The Louisiana Political Leadership Master’s Program trains and prepares politicians for top-level leadership positions across the state and typically takes 10-to-life to complete. The precocious Ray Nagin finished in five and a half. Those who complete the prerequisites and finish are granted full access to all of Louisiana in every way possible.
In 2014, a jury of his peers recommended Nagin pursue the Master’s program after flashing potential with wire fraud, tax evasion, and bribery, among other skills during his time as mayor of New Orleans. Discovering he had a knack for high-level politics, Nagin accepted hundreds of thousands of dollars from a wide variety of sources to finance his enrollment into the program.
The New Orleans phenom has watched Louisiana Governor John Bel Edwards struggle with COVID-19 challenges and other state issues over the last several years. Now, released from the program and armed with a Master’s, Ray Nagin is setting his sights on something greater.
“Being a mayor in a poor city limited my abilities so much. There was never a strategy or plan or big ideas that would make you go ‘wow!'” Nagin said, who noted his eyes were completely blown open by top instructors Edwin Edwards, William Jefferson, Michael O’Keefe, Derrick Shepherd, Doug Green, and Katrina-time buddy Aaron Broussard, among others.
Nagin, who served as mayor of New Orleans from 2002 to 2010, became a national figure during the devastation of Hurricane Katrina in 2005 and afterward, getting a taste for the limelight that a smalltime local office couldn’t quench.
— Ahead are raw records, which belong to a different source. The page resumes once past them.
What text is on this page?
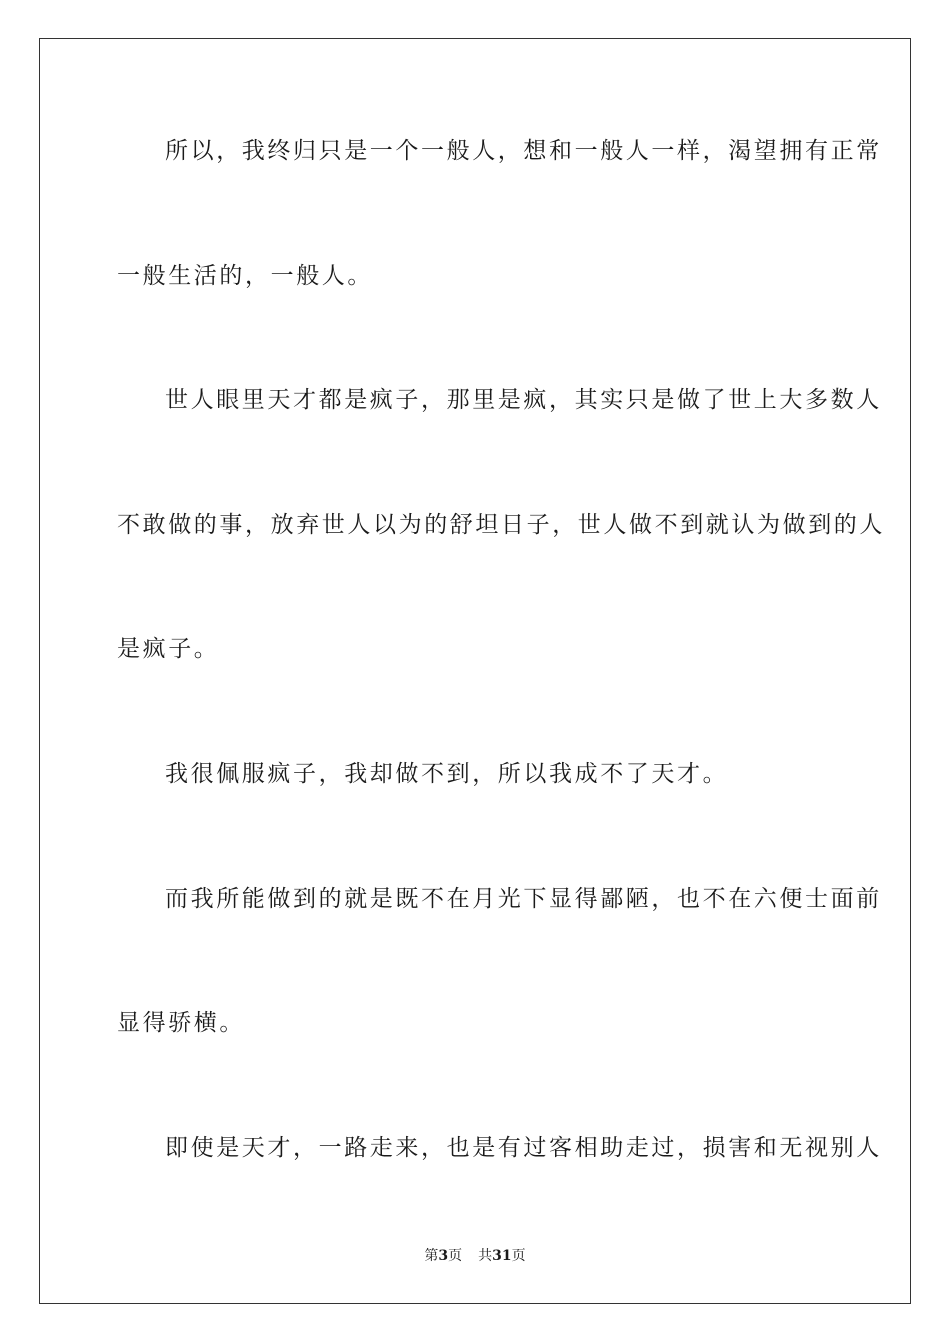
所以，我终归只是一个一般人，想和一般人一样，渴望拥有正常
一般生活的，一般人。
世人眼里天才都是疯子，那里是疯，其实只是做了世上大多数人
不敢做的事，放弃世人以为的舒坦日子，世人做不到就认为做到的人
是疯子。
我很佩服疯子，我却做不到，所以我成不了天才。
而我所能做到的就是既不在月光下显得鄙陋，也不在六便士面前
显得骄横。
即使是天才，一路走来，也是有过客相助走过，损害和无视别人
第3页 共31页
“With a Master’s [in Louisiana Political Leadership], I feel like I can do and get so much more. Whether it’s as governor or treasurer or whatever, I feel like I’m finally ready to take my place among our state’s great leaders and lead Louisiana into the past.”
While there is talk he could run against Mayor LaToya Cantrell to reclaim his old post and currently leads a poll of locals 87% to 10%, Nagin says two years is too long to wait and wants to focus on making a bigger impact.
“I want more. It’s time I put all of this energy and knowledge into action. It’s flattering to know my people love me and want me back but I couldn’t do that to LaToya. She’s doing a great job and has a lot of potential. In fact, as an alumnus, I’d be honored to recommend her for the program.”
Louisiana is the only state in the nation that requires its higher-level leaders to do a stretch in its Master’s program before taking office.